Assim, sem dúvida é às novas gerações, aos jovens, que cumpre realizar o sonho Europeu, o sonho que, um dia, Jacques Delors iniciou. Cabe às novas gerações conhecerem a realidade europeia, responderem aos desafios lançados e aproveitarem as oportunidades existentes. Como? Não, decerto, imitando ou seguindo os passos da geração que, com canetas de ouro, assinou a entrada na UE! Não, decerto, imitando o hábito de olhar a Europa como um destino de férias ou umas feira de vaidades! Não! O que se exige às novas gerações, o que nós temos de ser capazes de fazer, é ganhar o respeito dos outros estados-membros pelas nossas atitudes e contributos. É tempo, pois, de despertarmos para um quotidiano diferente, onde a globalização é uma realidade, o terrorismo uma real ameaça e a justiça uma quimera. Não podemos mais fazer zapping quando o assunto é Europa, não podemos mais pensar que a política é com os políticos…Hoje, e deveria já ter sido ontem!, temos de ter a coragem de assumir a necessidade de investirmos, com seriedade e rigor, na formação para a cidadania europeia, na formação de cidadãos conhecedores, atentos, participativos. Numa palavra: - Competentes! Cremos que o maior desafio da Europa de hoje se prende, exactamente, com a capacidade que temos de ter para identificar, aproveitar e rentabilizar as oportunidades que, pertencer a uma tão grande e tão diferente família significa. Não podemos nós, portugueses, continuar a dar pouca atenção à União Europeia! Temos de fazer da UE uma presença constante no nosso quotidiano. Para isso, e porque são medidas práticas que urge tomar, defendemos o investimento sério, responsável e consciente, na educação: - Temos de melhorar a nossa competência na língua inglesa, urge desenvolver competências cívicas, é imprescindível que as novas gerações conheçam, e compreendam!, o novo mundo que lhes vai ser legado! A era dos subsídios, o tempo dos projectos em torno da fauna e da flora, acabou!
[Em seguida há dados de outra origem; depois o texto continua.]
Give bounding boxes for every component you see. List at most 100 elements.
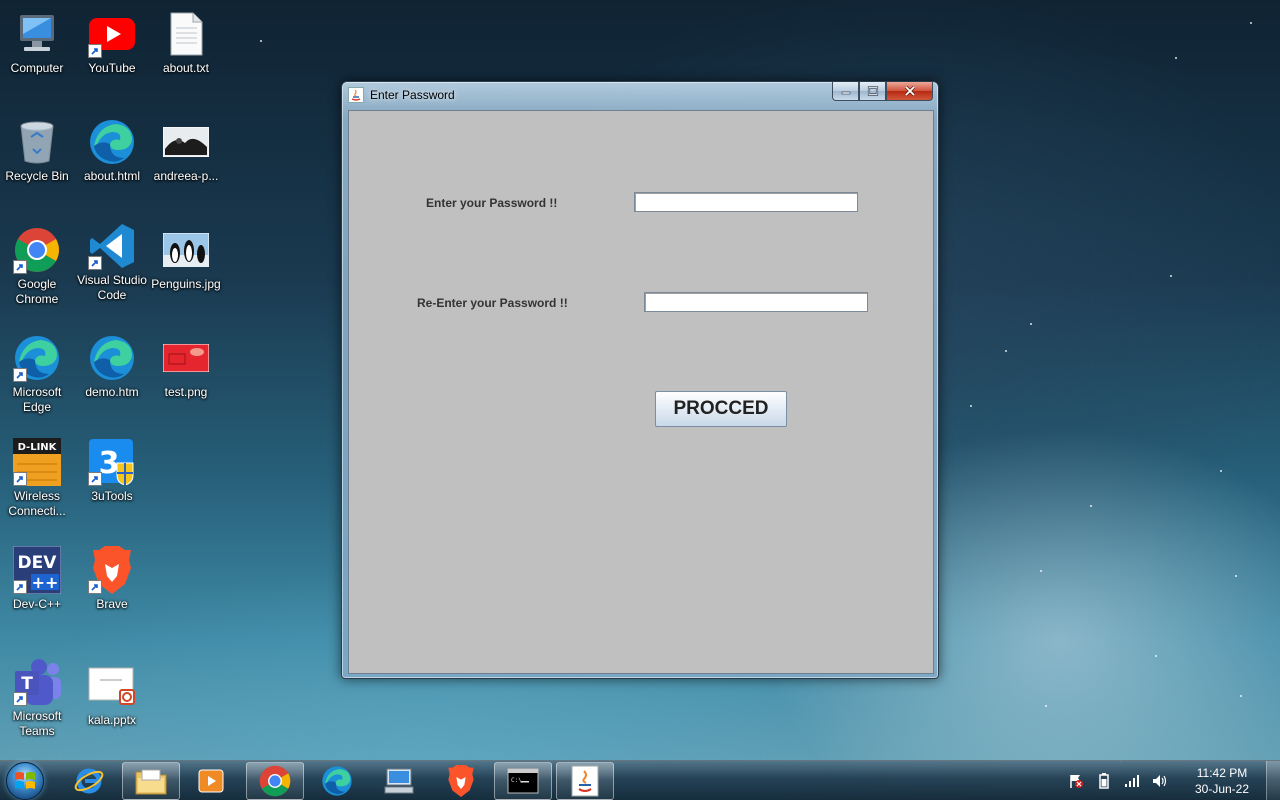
desktop-icon-demo-htm[interactable]: demo.htm xyxy=(75,334,149,434)
desktop-icon-3utools[interactable]: 3 3uTools xyxy=(75,438,149,538)
computer-icon xyxy=(13,10,61,58)
maximize-button[interactable] xyxy=(859,82,886,101)
shortcut-arrow-icon xyxy=(13,260,27,274)
desktop-icon-about-html[interactable]: about.html xyxy=(75,118,149,218)
taskbar-internet-explorer[interactable] xyxy=(60,762,118,800)
desktop-icon-penguins[interactable]: Penguins.jpg xyxy=(149,226,223,326)
reenter-password-label: Re-Enter your Password !! xyxy=(417,296,568,310)
taskbar-command-prompt[interactable]: C:\ xyxy=(494,762,552,800)
desktop-icon-label: Microsoft Teams xyxy=(12,709,62,738)
battery-icon[interactable] xyxy=(1096,773,1112,789)
window-controls xyxy=(832,82,933,101)
taskbar-media-player[interactable] xyxy=(182,762,240,800)
reenter-password-input[interactable] xyxy=(644,292,868,312)
media-player-icon xyxy=(198,769,224,793)
desktop-icon-google-chrome[interactable]: Google Chrome xyxy=(0,226,74,326)
windows-logo-icon xyxy=(15,772,35,789)
image-file-icon xyxy=(162,118,210,166)
edge-icon xyxy=(13,334,61,382)
desktop-icon-microsoft-teams[interactable]: T Microsoft Teams xyxy=(0,658,74,758)
dlink-icon: D-LINK xyxy=(13,438,61,486)
system-tray: 11:42 PM 30-Jun-22 xyxy=(1062,761,1280,800)
brave-icon xyxy=(448,765,474,797)
proceed-button[interactable]: PROCCED xyxy=(655,391,787,427)
svg-text:D-LINK: D-LINK xyxy=(18,442,58,453)
svg-text:DEV: DEV xyxy=(18,553,58,573)
desktop-icon-kala-pptx[interactable]: kala.pptx xyxy=(75,662,149,762)
network-signal-icon[interactable] xyxy=(1124,773,1140,789)
taskbar-file-explorer[interactable] xyxy=(122,762,180,800)
minimize-button[interactable] xyxy=(832,82,859,101)
edge-icon xyxy=(88,334,136,382)
desktop-icon-label: about.html xyxy=(83,169,141,183)
desktop-icon-test-png[interactable]: test.png xyxy=(149,334,223,434)
volume-icon[interactable] xyxy=(1152,773,1168,789)
taskbar-google-chrome[interactable] xyxy=(246,762,304,800)
desktop-icon-wireless[interactable]: D-LINK Wireless Connecti... xyxy=(0,438,74,538)
taskbar-brave[interactable] xyxy=(432,762,490,800)
java-icon xyxy=(571,765,599,797)
shortcut-arrow-icon xyxy=(88,256,102,270)
desktop-icon-label: Visual Studio Code xyxy=(77,273,147,302)
desktop-icon-label: Dev-C++ xyxy=(12,597,62,611)
image-file-icon xyxy=(162,334,210,382)
desktop-icon-label: about.txt xyxy=(162,61,210,75)
remote-desktop-icon xyxy=(384,768,414,794)
system-clock[interactable]: 11:42 PM 30-Jun-22 xyxy=(1182,765,1262,797)
image-file-icon xyxy=(162,226,210,274)
powerpoint-file-icon xyxy=(88,662,136,710)
svg-text:++: ++ xyxy=(32,573,59,592)
teams-icon: T xyxy=(13,658,61,706)
desktop-icon-label: 3uTools xyxy=(91,489,133,503)
desktop-icon-label: andreea-p... xyxy=(153,169,219,183)
text-file-icon xyxy=(162,10,210,58)
clock-time: 11:42 PM xyxy=(1196,766,1248,780)
vscode-icon xyxy=(88,222,136,270)
internet-explorer-icon xyxy=(74,768,104,794)
desktop-icon-label: YouTube xyxy=(88,61,136,75)
desktop-icon-label: Computer xyxy=(10,61,64,75)
desktop-icon-brave[interactable]: Brave xyxy=(75,546,149,646)
desktop-icon-microsoft-edge[interactable]: Microsoft Edge xyxy=(0,334,74,434)
taskbar-remote-desktop[interactable] xyxy=(370,762,428,800)
taskbar-java-app[interactable] xyxy=(556,762,614,800)
shortcut-arrow-icon xyxy=(13,368,27,382)
shortcut-arrow-icon xyxy=(13,472,27,486)
desktop-icon-label: Recycle Bin xyxy=(5,169,69,183)
desktop-icon-computer[interactable]: Computer xyxy=(0,10,74,110)
svg-text:C:\: C:\ xyxy=(511,777,522,784)
maximize-icon xyxy=(867,86,878,96)
window-title: Enter Password xyxy=(370,88,455,102)
3utools-icon: 3 xyxy=(88,438,136,486)
shortcut-arrow-icon xyxy=(88,580,102,594)
chrome-icon xyxy=(13,226,61,274)
java-icon xyxy=(348,87,364,103)
password-input[interactable] xyxy=(634,192,858,212)
desktop-icon-label: Google Chrome xyxy=(15,277,59,306)
desktop-icon-label: Microsoft Edge xyxy=(12,385,62,414)
show-desktop-button[interactable] xyxy=(1266,761,1280,800)
close-button[interactable] xyxy=(886,82,933,101)
desktop-icon-recycle-bin[interactable]: Recycle Bin xyxy=(0,118,74,218)
devcpp-icon: DEV ++ xyxy=(13,546,61,594)
action-center-flag-icon[interactable] xyxy=(1068,773,1084,789)
desktop-icon-dev-cpp[interactable]: DEV ++ Dev-C++ xyxy=(0,546,74,646)
shortcut-arrow-icon xyxy=(88,44,102,58)
start-button[interactable] xyxy=(6,762,44,800)
desktop-icon-andreea[interactable]: andreea-p... xyxy=(149,118,223,218)
minimize-icon xyxy=(841,91,850,95)
desktop-icon-label: Brave xyxy=(96,597,128,611)
youtube-icon xyxy=(88,10,136,58)
command-prompt-icon: C:\ xyxy=(507,768,539,794)
desktop-icon-about-txt[interactable]: about.txt xyxy=(149,10,223,110)
password-label: Enter your Password !! xyxy=(426,196,558,210)
close-icon xyxy=(904,85,915,97)
desktop-icon-label: Wireless Connecti... xyxy=(8,489,66,518)
desktop-icon-label: kala.pptx xyxy=(87,713,137,727)
taskbar: C:\ 11:42 PM 30-Jun-22 xyxy=(0,760,1280,800)
desktop-icon-label: demo.htm xyxy=(85,385,139,399)
shortcut-arrow-icon xyxy=(13,692,27,706)
desktop-icon-youtube[interactable]: YouTube xyxy=(75,10,149,110)
desktop-icon-vscode[interactable]: Visual Studio Code xyxy=(75,222,149,322)
taskbar-microsoft-edge[interactable] xyxy=(308,762,366,800)
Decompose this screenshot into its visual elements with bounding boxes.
Agora, é preciso termos capacidade para olhar para além do hoje, pois só assim poderemos construir um amanhã de sucesso!
Hoje, não há mais espaço para, apenas, se festejar a glória de se ser Europeu. Deixemos, como Camões há quase cinco séculos pedia, o gosto pelo poder e pela glória, esqueçamos as vaidades que, ainda que vestidas de belas palavras, fazem os homens mesquinhos! O tempo é de acção, participação e conquista de um mundo onde as muitas diferenças deverão constituir a grande força propulsora do sucesso do futuro!